Mayor steps in to help locked-out Perry Barr market traders

Getty Images Andy StreetGetty Images
Andy Street said he had written to shopping centre owners to try to help the traders who complained they faced a wall of silence over their futures

The mayor of the West Midlands has sought the assistance of a shopping centre's owners in a bid to aid traders fearing for their livelihoods after being locked out of a market hall.

Stallholders at Market Village, based at the One Stop centre in Perry Barr, Birmingham, have been unable to access the hall since 12 January.

Andy Street said he did not want to see businesses suffer at a difficult time.

But traders have said they can get no answer from market hall operator Perry Barr Market Properties Limited, which went out of business, leaving them just hours, they said earlier this month, to vacate the site.

Mr Street, Conservative, said he had written to the owners of One Stop to see whether they could find a "sensible short-term arrangement" to keep the independent market traders going.

"The traders have said to me 'this isn't right, we've not done anything wrong, we're solvent businesses'," the mayor told BBC Radio WM.

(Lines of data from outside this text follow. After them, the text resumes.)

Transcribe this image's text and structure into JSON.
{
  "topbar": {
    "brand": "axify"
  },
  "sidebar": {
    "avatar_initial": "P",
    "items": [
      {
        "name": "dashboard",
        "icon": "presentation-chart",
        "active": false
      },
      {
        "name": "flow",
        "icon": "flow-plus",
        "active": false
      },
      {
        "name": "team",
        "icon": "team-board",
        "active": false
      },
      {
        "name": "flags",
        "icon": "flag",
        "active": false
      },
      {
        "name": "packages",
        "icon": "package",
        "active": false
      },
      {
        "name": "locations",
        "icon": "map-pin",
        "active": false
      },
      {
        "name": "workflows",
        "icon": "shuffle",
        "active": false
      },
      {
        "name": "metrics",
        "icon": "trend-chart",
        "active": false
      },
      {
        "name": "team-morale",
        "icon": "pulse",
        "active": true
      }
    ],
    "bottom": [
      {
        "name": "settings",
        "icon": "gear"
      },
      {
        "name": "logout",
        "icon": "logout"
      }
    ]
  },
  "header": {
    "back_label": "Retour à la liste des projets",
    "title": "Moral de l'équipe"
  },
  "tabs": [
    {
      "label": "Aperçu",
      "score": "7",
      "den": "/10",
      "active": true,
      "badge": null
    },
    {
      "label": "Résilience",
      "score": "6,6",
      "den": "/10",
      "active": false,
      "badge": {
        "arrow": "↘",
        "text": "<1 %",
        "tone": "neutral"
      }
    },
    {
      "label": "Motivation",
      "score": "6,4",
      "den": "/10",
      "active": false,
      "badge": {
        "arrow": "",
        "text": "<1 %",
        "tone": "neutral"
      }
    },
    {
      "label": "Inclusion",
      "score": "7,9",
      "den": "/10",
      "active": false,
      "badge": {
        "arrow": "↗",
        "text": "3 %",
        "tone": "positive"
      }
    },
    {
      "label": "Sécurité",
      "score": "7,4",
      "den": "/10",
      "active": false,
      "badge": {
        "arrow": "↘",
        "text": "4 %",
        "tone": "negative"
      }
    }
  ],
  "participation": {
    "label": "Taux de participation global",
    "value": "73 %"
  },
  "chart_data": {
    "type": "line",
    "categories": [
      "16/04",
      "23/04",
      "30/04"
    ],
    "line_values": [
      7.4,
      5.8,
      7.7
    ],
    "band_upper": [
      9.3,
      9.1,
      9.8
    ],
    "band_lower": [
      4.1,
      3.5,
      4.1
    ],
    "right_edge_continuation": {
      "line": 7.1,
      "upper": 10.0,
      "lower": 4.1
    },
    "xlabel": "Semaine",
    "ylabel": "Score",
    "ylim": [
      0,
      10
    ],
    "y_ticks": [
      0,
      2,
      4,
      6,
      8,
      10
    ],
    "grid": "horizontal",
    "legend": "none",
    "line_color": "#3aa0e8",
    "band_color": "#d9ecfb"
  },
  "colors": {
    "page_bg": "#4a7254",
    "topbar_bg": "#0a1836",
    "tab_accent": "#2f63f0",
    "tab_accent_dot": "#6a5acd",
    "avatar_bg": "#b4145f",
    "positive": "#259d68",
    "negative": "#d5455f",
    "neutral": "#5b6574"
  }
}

"I don't want to see any business go under, particularly at this difficult time."

Stallholders at market village
Stallholders have been unable to access their goods at Market Village for nearly two weeks

Mr Street said he would follow up on the letter to try to find an "absolute solution", adding he had also been speaking to Labour's Birmingham Perry Barr MP, Khalid Mahmood.

"For people who come to the shopping centre, they love the market element of it, so let's find a way of coming together with a common sense solution to keep that market," Mr Street said.

Perry Barr Market Properties Limited has appointed administrators Cowgills to help place it into voluntary liquidation, with a proposed date of 15 February.

Dal Bains
Dal Bains and his wife have both been working at the Market Village for 17 years

Dal Bains, who runs Second Skin Clothing, said he and his wife had been working at Market Village for 17 years.

He described the situation as a "nightmare", adding they both had "no income coming in" when they needed to pay for their mortgage.

"While [the market] has been closed, we've had nothing, not a penny come through in the last week and a half," he said.

"The more people help us, the better," he added of Mr Street's gesture. "Everybody does want to get it open, it's just a matter of time."